Dear Miss Manners:
We have a couple of very vocal families of atheists in our neighborhood. I recognize that their personal beliefs are none of my business, and that freedom of religion means freedom to choose non-belief as well. I respect their right to live as they see fit, to refuse donations to charities whose mission they do not support, and so forth.
The problem that I do have is in their response to people of any faith. In our small city, religious organizations frequently host fundraisers in support of their charitable and educational endeavors. These events include dinners, carnivals and so forth, and church members can regularly be found handing out fliers in public areas of the city.
Not content to say, “No, thank you” and move on, my well-educated adult neighbors choose to express outrage at being approached and to mock and insult the intelligence and the beliefs of the volunteers.
I see similar behavior from staunch members of either political party in our town, with people who have a differing point of view being treated like idiots and publicly embarrassed. I find the attitude that freedom of speech and of thought belongs only to those who say and believe the “right” things to be terrifying.
Is there a polite way to intervene and protect the dignity of someone who is simply trying to do what they believe is right, and that they have the legal right to do?
If only. Righteousness and rudeness are a popular combination these days, which is odd because there is nothing right about rudeness.
Whatever the cause, rudeness puts its advocates in the wrong. It also damages any cause. Miss Manners doubts that your neighbors want to plant the idea that lack of respect for other human beings is a tenet — or an inevitable result — of atheism. But that is what they are doing.

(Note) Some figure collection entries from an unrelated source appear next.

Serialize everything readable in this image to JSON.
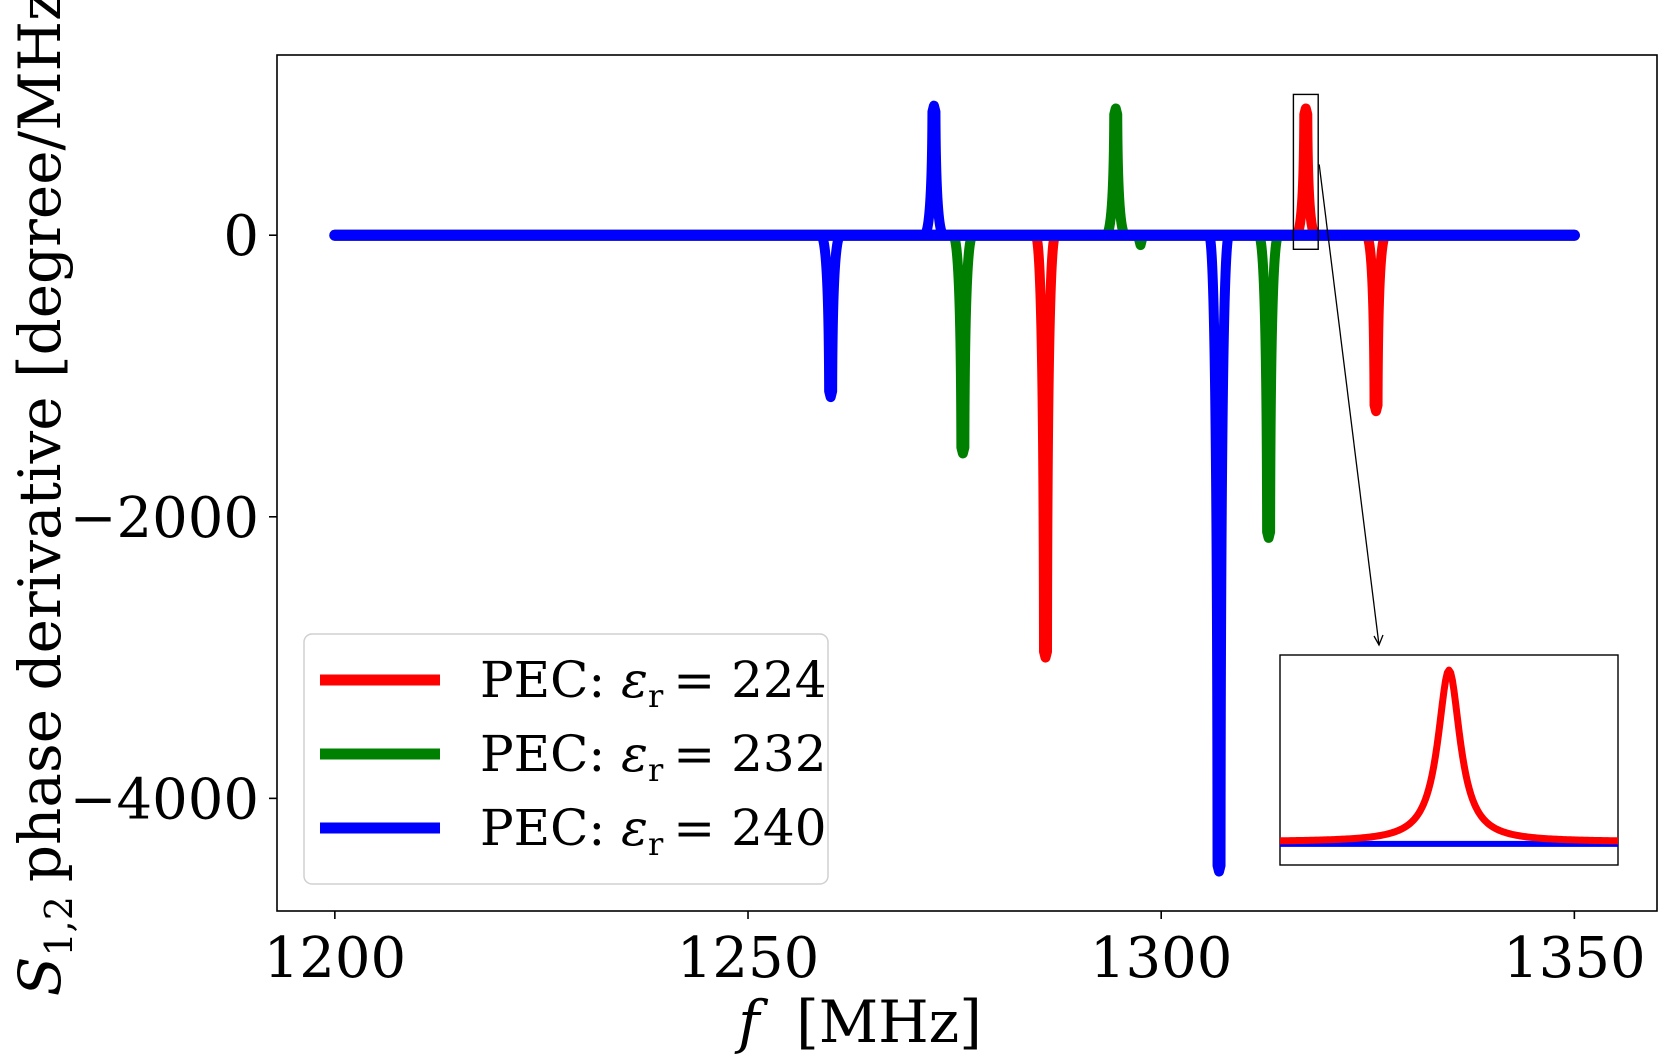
{
  "chart_data": {
    "type": "line",
    "title": "",
    "xlabel": {
      "var": "f",
      "unit": "[MHz]"
    },
    "ylabel": {
      "var": "S",
      "subscript": "1,2",
      "text": "phase derivative [degree/MHz]"
    },
    "xlim": [
      1193,
      1360
    ],
    "ylim": [
      -4800,
      1280
    ],
    "xticks": [
      {
        "value": 1200,
        "label": "1200"
      },
      {
        "value": 1250,
        "label": "1250"
      },
      {
        "value": 1300,
        "label": "1300"
      },
      {
        "value": 1350,
        "label": "1350"
      }
    ],
    "yticks": [
      {
        "value": 0,
        "label": "0"
      },
      {
        "value": -2000,
        "label": "−2000"
      },
      {
        "value": -4000,
        "label": "−4000"
      }
    ],
    "x_range": [
      1200,
      1350
    ],
    "legend_position": "lower-left",
    "series": [
      {
        "name": "PEC: εr = 224",
        "legend": {
          "prefix": "PEC:",
          "symbol": "ε",
          "sub": "r",
          "rest": "= 224"
        },
        "color": "#ff0000",
        "peaks": [
          {
            "x": 1286,
            "y": -3000
          },
          {
            "x": 1317.5,
            "y": 900
          },
          {
            "x": 1326,
            "y": -1250
          }
        ]
      },
      {
        "name": "PEC: εr = 232",
        "legend": {
          "prefix": "PEC:",
          "symbol": "ε",
          "sub": "r",
          "rest": "= 232"
        },
        "color": "#008000",
        "peaks": [
          {
            "x": 1276,
            "y": -1550
          },
          {
            "x": 1294.5,
            "y": 900
          },
          {
            "x": 1297.5,
            "y": -70
          },
          {
            "x": 1313,
            "y": -2150
          }
        ]
      },
      {
        "name": "PEC: εr = 240",
        "legend": {
          "prefix": "PEC:",
          "symbol": "ε",
          "sub": "r",
          "rest": "= 240"
        },
        "color": "#0000ff",
        "peaks": [
          {
            "x": 1260,
            "y": -1150
          },
          {
            "x": 1272.5,
            "y": 920
          },
          {
            "x": 1307,
            "y": -4520
          }
        ]
      }
    ],
    "inset": {
      "zoom_x": [
        1316,
        1319
      ],
      "zoom_y": [
        -100,
        1000
      ],
      "series_shown": [
        "PEC: εr = 224",
        "PEC: εr = 240"
      ],
      "peak": {
        "x": 1317.5,
        "y": 900
      }
    }
  }
}
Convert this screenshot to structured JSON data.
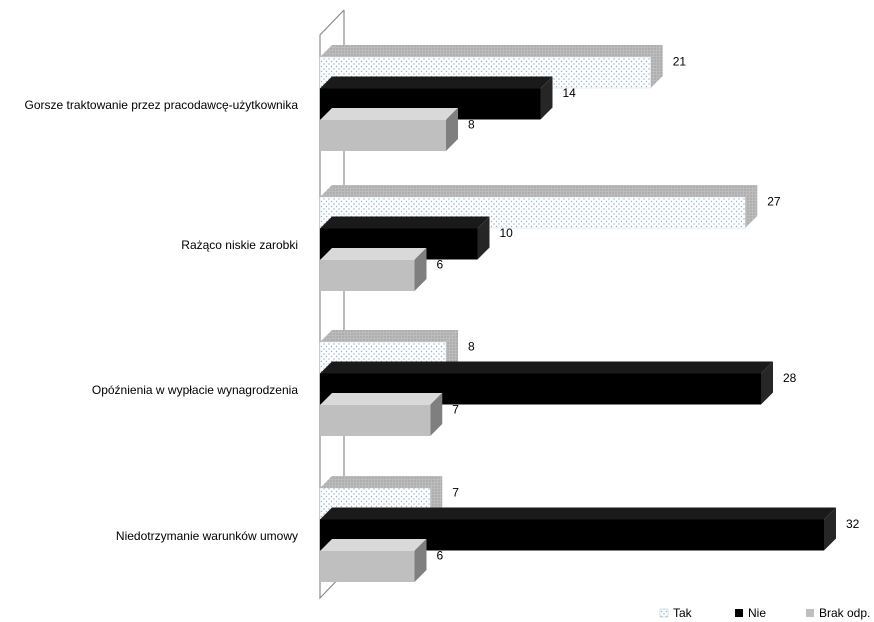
{
  "chart_data": {
    "type": "bar",
    "orientation": "horizontal",
    "three_d": true,
    "grid": false,
    "legend_position": "bottom-right",
    "categories": [
      "Gorsze traktowanie przez pracodawcę-użytkownika",
      "Rażąco niskie zarobki",
      "Opóźnienia w wypłacie wynagrodzenia",
      "Niedotrzymanie warunków umowy"
    ],
    "series": [
      {
        "name": "Tak",
        "values": [
          21,
          27,
          8,
          7
        ],
        "color": "#dfe9f0",
        "pattern": "dotted"
      },
      {
        "name": "Nie",
        "values": [
          14,
          10,
          28,
          32
        ],
        "color": "#000000",
        "pattern": "solid"
      },
      {
        "name": "Brak odp.",
        "values": [
          8,
          6,
          7,
          6
        ],
        "color": "#bfbfbf",
        "pattern": "solid"
      }
    ],
    "xlim": [
      0,
      32
    ]
  }
}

Still, it would be rude of you to chastise them. What you can do in defense of those they embarrass is to say, “I believe that their religion would require them to respect you and allow you to express your beliefs.”
Dear Miss Manners:
At a bridal shower, the two women on my right asked my opinion about placing the gift giver’s address on the back of the bridal shower card. They felt it was unnecessary and that thank-yous are not necessary.

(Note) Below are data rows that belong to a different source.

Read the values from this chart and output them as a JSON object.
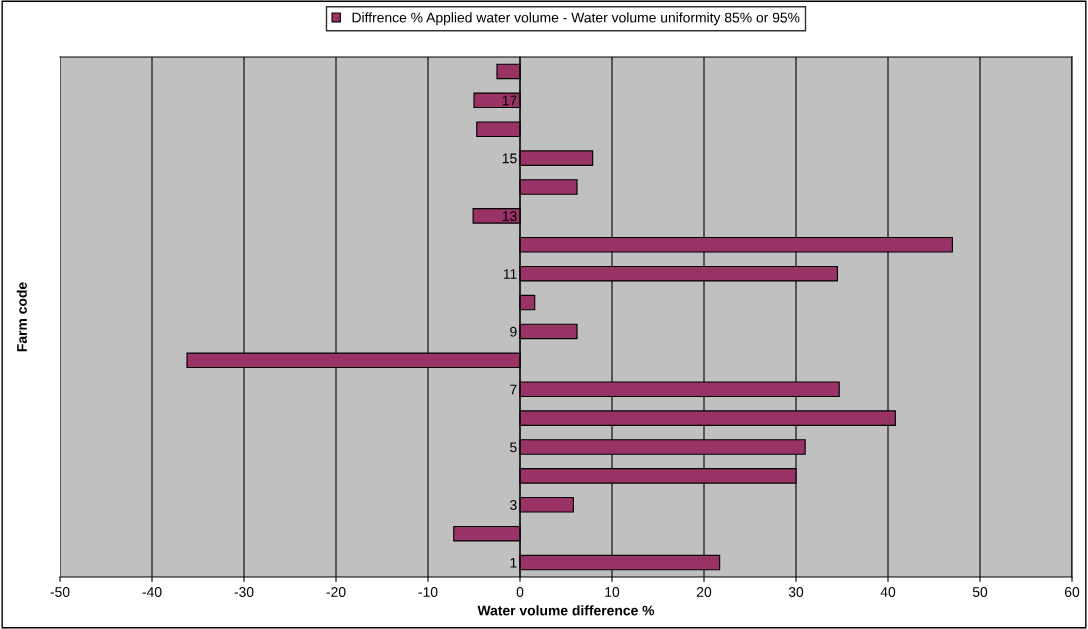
{
  "chart_data": {
    "type": "bar",
    "orientation": "horizontal",
    "xlabel": "Water volume difference %",
    "ylabel": "Farm code",
    "categories": [
      null,
      "17",
      null,
      "15",
      null,
      "13",
      null,
      "11",
      null,
      "9",
      null,
      "7",
      null,
      "5",
      null,
      "3",
      null,
      "1"
    ],
    "series": [
      {
        "name": "Diffrence % Applied water volume - Water volume uniformity 85% or 95%",
        "color": "#993366",
        "values": [
          -2.5,
          -5.0,
          -4.7,
          7.9,
          6.2,
          -5.1,
          47.0,
          34.5,
          1.6,
          6.2,
          -36.2,
          34.7,
          40.8,
          31.0,
          30.0,
          5.8,
          -7.2,
          21.7
        ]
      }
    ],
    "xlim": [
      -50,
      60
    ],
    "xticks": [
      -50,
      -40,
      -30,
      -20,
      -10,
      0,
      10,
      20,
      30,
      40,
      50,
      60
    ],
    "grid": "x",
    "legend": "top"
  }
}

I was surprised. As a former family and consumer sciences instructor, my junior high classes practiced writing appropriate thank-yous.

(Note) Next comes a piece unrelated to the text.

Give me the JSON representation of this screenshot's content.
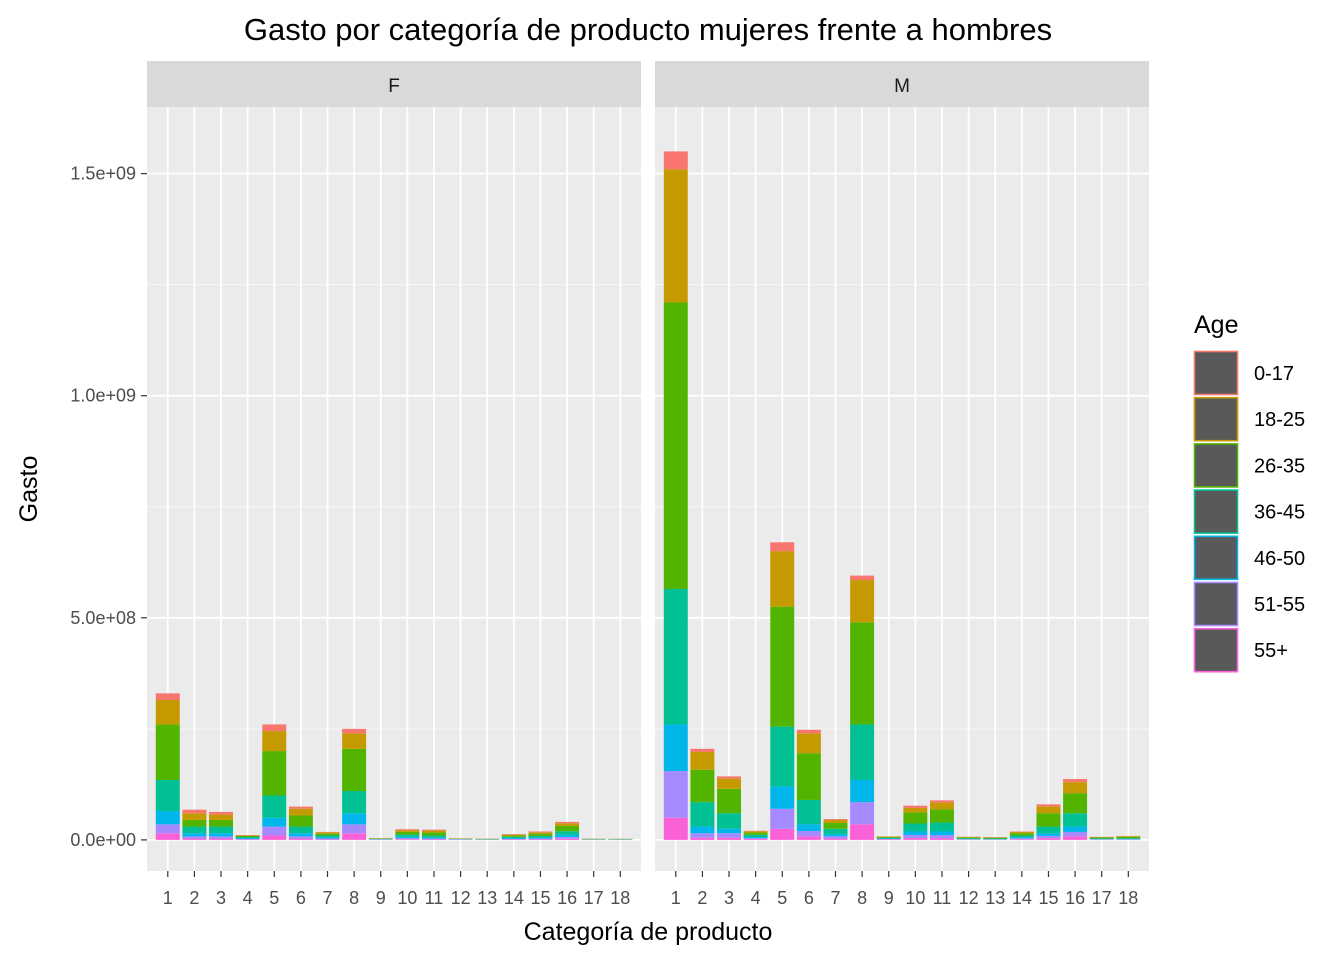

Am I out of touch? Are thank-yous unnecessary?
Are presents necessary? For that matter, are bridal showers necessary?
No, they aren’t. But most people like to receive presents, and those who give like to feel that they are appreciated. Cut off the graciousness on one side of this equation, and the other side will go, too. Miss Manners hears from many who have given generous shower presents, only to decide not to give wedding presents to ungrateful brides.